Ma l'amico, incapace di adattarsi a tali rigori, dopo pochi giorni di prova, desistette. Il Santo invece avrebbe voluto perseverare, ma vi rinunciò appena convinto che quella non fosse la sua vocazione. Così appunto gli disse il confessore, che l'obbligò a ritornar presso la mamma. Gerardo quindi ubbidì a chi gli parlava a nome di Dio e riprese il mestiere del sarto, docile alla madre, assiduo alla fatica, raccolto nella preghiera,modesto, fervoroso ed esemplare specialmente in chiesa.
Iddio intanto ne confermava la santità con i miracoli. Nel vedere una giovane mamma che teneva in braccio il piccolo Amato piangente per gravi scottature, il Santo lo toccò sul braccio e sul petto doloranti e subito il piccino sorrise, perchè immediatamente guarito.
Un giorno, nel passar per "la contrada Maddalena'", Gerardo vide alcuni muratori angustiati perchè privi di travature adatte a coprire una tettoia.
-Abbiate fiducia in Dio! -consigliò loro il Santo. Poi propose loro di sistemar le travi con le corde e allora tutto andò a meraviglia con stupore degli astanti, che quasi non credevano ai propri occhi.
Nonostante questi fatti straordinari però il Majella non era contento, perchè si trovava quasi come un pesce fuor d'acqua. Spesso si astraeva da tutto, perfino dal suo mestiere. Mentre cuciva, pensava al chiostro dove si sarebbe trovato così bene, perchè nel proprio ambiente. Là sarebbe vissuto di ubbidienza, in povertà e nella innocenza, perché difeso dai pericoli del mondo traditore; là avrebbe potuto arricchirsi d'innumeri meriti e dedicarsi alla continua preghiera. Benchè povero di condizione, aspirava alla Povertà volontaria di spirito, perchè questa gli avrebbe impedito di sconfinare nel desiderio dei beni caduchi e che sono spine per chi li possiede; la vita religiosa gli avrebbe tolto il superfluo e anche il non strettamente necessario per assicurargli così il possesso dei veri beni imperituri. Quantunque giovane nella primavera della vita, voleva che la giovinezza non fosse per lui l'età del piacere, ma l'età dell'eroismo. Desiderava essere eroico nel sacrificio, nella penitenza, nell'ubbidire, nel faticare per amor di Dio e vantaggio del prossimo, alieno com'era dall'egoismo, dalla libertà, dai comodi della vita per non attaccarvi il cuore.
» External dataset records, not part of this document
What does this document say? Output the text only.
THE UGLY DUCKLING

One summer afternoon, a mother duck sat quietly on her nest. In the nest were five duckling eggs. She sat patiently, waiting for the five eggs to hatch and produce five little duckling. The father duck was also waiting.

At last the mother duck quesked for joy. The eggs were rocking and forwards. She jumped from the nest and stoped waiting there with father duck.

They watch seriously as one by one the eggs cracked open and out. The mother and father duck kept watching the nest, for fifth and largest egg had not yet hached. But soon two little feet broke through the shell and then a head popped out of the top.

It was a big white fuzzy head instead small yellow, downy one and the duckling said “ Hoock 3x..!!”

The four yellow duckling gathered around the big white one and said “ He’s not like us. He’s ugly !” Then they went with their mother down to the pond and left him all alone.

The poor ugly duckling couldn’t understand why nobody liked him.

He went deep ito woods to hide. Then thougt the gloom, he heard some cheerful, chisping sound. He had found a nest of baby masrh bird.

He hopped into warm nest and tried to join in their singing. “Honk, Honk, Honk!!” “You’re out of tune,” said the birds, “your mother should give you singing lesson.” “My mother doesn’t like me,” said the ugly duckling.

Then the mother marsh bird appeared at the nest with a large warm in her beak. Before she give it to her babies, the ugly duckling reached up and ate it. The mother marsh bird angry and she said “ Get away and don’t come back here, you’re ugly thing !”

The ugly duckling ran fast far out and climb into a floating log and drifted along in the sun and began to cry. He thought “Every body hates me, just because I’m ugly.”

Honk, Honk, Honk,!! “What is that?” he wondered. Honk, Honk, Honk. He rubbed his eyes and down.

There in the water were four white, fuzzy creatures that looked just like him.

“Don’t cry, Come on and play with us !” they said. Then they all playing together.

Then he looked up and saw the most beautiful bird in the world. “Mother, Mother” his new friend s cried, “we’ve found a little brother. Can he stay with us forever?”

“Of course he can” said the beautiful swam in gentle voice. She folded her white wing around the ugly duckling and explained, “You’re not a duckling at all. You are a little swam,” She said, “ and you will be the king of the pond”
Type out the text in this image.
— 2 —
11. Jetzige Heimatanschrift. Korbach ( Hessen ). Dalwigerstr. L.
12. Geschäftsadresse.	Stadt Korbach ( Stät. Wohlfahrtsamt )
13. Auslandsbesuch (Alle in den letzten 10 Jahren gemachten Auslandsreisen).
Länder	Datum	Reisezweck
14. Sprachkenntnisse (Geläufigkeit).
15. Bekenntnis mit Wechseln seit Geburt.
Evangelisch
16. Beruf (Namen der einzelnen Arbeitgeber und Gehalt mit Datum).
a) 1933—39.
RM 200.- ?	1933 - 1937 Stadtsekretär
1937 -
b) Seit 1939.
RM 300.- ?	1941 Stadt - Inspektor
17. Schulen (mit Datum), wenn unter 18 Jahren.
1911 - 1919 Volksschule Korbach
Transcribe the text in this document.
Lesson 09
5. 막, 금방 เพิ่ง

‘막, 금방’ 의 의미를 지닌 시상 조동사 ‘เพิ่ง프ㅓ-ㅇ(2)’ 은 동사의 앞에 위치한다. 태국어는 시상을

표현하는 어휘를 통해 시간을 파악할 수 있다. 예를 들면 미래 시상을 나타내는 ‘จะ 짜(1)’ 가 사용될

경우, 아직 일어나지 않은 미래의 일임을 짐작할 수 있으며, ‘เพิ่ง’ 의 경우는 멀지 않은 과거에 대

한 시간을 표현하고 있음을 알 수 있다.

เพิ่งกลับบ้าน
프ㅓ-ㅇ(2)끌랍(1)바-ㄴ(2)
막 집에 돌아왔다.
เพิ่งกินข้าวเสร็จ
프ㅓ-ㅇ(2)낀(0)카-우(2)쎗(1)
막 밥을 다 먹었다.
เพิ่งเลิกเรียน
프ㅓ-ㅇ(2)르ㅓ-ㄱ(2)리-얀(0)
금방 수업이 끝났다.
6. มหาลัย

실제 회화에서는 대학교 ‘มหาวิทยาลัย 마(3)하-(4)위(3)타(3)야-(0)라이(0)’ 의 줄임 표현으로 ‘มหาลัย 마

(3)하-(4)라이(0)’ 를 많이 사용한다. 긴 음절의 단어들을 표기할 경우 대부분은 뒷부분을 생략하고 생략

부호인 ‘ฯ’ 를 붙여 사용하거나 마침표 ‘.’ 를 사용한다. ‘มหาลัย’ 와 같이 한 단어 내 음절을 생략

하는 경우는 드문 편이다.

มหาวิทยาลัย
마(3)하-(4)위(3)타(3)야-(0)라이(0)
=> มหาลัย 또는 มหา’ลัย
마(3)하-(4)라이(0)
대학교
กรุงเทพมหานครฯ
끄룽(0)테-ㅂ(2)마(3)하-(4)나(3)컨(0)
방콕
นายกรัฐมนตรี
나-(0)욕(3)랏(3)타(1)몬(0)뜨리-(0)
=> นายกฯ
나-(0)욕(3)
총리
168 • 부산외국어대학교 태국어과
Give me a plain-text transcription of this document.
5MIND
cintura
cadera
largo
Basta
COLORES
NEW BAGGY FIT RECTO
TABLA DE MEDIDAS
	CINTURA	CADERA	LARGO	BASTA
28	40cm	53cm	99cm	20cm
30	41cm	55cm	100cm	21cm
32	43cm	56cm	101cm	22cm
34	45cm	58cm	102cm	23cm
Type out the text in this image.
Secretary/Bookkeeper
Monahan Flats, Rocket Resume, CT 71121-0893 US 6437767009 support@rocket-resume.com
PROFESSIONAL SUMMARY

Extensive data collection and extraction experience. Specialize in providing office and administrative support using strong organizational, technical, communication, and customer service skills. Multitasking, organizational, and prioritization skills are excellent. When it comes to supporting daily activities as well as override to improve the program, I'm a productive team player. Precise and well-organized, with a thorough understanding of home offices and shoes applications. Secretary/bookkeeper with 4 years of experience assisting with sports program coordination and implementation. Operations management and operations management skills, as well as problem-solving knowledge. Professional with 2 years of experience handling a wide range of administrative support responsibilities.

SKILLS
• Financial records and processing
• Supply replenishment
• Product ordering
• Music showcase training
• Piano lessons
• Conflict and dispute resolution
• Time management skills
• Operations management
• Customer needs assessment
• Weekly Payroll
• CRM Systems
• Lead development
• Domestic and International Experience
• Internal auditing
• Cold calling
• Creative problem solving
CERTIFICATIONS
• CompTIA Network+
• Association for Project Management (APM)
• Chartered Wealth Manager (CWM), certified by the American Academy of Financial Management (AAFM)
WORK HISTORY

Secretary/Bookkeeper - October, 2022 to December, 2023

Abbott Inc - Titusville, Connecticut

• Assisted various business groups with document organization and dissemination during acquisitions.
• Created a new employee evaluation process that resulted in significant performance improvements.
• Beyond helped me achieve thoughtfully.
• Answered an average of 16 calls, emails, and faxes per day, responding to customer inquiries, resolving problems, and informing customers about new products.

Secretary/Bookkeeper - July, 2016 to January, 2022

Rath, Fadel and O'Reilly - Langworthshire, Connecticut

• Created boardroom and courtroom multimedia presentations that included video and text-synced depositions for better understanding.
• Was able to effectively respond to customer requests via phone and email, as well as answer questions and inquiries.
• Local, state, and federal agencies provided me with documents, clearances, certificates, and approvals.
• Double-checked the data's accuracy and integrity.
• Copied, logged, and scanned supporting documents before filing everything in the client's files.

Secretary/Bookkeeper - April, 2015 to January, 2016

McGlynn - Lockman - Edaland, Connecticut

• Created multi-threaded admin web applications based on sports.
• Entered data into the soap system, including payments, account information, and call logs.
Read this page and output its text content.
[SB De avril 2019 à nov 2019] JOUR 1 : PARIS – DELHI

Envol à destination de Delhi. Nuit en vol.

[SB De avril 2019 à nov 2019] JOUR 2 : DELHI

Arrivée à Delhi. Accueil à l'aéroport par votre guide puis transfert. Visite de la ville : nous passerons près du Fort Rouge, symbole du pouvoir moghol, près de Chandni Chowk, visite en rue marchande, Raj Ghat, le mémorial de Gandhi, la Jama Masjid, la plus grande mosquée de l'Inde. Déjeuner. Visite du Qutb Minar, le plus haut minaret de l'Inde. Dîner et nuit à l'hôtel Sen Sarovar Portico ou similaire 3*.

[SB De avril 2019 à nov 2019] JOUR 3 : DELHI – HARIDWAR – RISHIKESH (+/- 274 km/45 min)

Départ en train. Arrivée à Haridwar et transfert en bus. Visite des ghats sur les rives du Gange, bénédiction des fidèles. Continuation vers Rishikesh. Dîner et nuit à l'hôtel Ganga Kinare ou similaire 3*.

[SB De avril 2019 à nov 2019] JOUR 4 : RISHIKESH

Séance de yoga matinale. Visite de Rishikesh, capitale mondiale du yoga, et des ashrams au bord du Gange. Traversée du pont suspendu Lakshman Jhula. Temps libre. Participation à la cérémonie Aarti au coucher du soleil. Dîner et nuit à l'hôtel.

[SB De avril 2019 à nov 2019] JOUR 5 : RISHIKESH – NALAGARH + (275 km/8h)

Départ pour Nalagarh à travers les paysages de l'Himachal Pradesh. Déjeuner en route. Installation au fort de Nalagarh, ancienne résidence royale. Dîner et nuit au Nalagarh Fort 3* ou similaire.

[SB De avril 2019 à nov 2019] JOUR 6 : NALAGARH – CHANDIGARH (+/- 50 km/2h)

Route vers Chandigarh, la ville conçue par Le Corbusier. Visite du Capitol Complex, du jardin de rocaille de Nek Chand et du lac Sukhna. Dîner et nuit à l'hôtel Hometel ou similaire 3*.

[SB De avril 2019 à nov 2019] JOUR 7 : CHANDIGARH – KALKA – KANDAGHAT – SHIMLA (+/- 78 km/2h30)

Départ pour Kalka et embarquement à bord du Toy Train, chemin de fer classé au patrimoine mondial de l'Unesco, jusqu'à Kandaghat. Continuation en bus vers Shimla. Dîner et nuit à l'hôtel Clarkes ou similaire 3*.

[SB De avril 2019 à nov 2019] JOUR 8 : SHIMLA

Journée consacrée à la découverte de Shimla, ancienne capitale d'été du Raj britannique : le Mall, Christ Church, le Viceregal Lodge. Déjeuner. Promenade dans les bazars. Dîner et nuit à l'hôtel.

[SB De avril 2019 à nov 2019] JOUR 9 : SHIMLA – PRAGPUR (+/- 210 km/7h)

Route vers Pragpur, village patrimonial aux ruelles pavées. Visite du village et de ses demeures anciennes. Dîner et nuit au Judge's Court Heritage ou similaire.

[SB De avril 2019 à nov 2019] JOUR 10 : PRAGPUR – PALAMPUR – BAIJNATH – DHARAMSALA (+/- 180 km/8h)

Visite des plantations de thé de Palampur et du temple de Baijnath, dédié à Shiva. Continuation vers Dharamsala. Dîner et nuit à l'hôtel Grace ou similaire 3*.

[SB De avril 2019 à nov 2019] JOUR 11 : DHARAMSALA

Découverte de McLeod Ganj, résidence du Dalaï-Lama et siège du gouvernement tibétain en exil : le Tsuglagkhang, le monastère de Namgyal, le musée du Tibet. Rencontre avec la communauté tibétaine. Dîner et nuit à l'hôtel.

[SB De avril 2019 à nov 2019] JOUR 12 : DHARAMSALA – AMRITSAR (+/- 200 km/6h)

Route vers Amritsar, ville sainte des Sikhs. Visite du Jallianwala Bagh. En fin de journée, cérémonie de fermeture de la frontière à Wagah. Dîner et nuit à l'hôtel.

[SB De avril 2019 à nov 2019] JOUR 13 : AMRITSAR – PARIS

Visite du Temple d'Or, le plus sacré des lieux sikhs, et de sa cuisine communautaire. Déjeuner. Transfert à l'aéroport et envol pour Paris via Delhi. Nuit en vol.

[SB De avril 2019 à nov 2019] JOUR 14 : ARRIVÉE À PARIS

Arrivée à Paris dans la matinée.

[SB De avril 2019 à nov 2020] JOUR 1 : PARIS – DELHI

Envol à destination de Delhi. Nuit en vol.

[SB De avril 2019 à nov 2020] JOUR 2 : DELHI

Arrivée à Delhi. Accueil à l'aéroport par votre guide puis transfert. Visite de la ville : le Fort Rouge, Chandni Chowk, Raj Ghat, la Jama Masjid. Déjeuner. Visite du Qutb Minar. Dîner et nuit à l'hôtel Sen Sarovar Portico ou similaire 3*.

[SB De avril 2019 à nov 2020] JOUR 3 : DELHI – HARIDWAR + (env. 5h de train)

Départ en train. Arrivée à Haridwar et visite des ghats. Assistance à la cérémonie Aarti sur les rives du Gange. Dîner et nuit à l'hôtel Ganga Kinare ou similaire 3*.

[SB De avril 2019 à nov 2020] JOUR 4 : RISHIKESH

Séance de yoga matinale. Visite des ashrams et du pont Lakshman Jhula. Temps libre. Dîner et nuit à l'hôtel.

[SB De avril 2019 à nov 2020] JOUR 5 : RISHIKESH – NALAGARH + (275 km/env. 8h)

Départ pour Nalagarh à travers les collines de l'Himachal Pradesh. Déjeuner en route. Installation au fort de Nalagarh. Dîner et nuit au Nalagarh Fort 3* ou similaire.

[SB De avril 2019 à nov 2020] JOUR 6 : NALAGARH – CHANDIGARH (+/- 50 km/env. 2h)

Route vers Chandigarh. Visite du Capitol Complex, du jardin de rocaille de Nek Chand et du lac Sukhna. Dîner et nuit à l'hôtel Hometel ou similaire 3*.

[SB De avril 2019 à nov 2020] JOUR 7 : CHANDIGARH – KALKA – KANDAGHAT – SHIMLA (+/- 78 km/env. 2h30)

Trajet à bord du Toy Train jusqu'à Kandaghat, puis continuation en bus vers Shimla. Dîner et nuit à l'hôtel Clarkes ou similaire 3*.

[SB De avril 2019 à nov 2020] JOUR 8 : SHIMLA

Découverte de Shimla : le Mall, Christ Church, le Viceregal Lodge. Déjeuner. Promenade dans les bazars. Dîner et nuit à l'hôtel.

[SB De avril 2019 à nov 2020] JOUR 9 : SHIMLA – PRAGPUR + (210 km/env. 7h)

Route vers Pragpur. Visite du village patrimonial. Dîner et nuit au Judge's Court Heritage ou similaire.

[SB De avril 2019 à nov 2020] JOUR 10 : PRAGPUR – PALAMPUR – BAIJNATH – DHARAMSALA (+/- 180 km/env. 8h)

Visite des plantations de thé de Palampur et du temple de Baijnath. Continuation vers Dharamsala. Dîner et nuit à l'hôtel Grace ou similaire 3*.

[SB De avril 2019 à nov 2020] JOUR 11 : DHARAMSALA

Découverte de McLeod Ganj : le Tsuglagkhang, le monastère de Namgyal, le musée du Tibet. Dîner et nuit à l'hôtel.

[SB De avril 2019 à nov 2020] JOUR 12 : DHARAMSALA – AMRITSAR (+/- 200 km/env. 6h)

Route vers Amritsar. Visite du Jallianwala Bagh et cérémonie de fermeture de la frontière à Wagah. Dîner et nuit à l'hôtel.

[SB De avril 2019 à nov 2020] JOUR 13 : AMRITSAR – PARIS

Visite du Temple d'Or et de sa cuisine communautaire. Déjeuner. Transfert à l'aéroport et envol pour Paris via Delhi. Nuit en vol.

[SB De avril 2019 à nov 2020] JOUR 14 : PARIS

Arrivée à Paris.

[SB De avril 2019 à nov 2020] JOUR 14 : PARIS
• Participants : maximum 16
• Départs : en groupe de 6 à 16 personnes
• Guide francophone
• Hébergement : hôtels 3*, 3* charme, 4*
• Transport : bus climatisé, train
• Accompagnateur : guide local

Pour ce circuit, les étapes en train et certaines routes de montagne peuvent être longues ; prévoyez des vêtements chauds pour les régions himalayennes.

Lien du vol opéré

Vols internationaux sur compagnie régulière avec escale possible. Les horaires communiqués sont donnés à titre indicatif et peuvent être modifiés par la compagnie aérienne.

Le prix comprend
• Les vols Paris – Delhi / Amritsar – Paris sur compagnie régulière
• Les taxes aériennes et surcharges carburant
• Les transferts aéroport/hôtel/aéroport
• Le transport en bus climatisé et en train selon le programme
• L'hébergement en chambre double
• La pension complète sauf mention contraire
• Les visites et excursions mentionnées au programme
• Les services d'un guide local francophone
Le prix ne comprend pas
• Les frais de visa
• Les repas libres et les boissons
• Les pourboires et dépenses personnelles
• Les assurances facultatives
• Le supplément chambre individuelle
Dacchè la buona mamma avrebbe ormai presto cambiato l'esilio con la Patria, egli sarebbe rimasto orfano e libero di sè, forse quindi in balia del capriccio. Desiderava quindi ubbidire docilmente a superiori che rappresentassero Iddio, per far sempre la Volontà divina e rendere così meritorie tutte le sue azioni regolate dall'Ubbidienza religiosa sicura barriera che lo avrebbe premunito contro ogni assalto delle passioni, perchè in essa avrebbe trovato la sicurezza di vivere in perfetta fedeltà alle leggi di Dio.
Gerardo pensava perciò alla vita religiosa come a un'oasi provvidenziale nell'arido deserto del mondo agitato dai monsoni di ogni tentazione e tomba di tante anime da esso ingannate e condotte alla rovina eterna.
Ma l'ora di Dio stava per scoccare: l'ora provvidenziale, in cui il Majella avrebbe finalmente trovato la vera via regale, che avrebbe dovuto percorrere per conseguire la santità; l'ora in cui, pur tra tante prove e ripulse, avrebbe potuto corrispondere alla vocazione prescelta per lui dal buon Dio e dalla Vergine.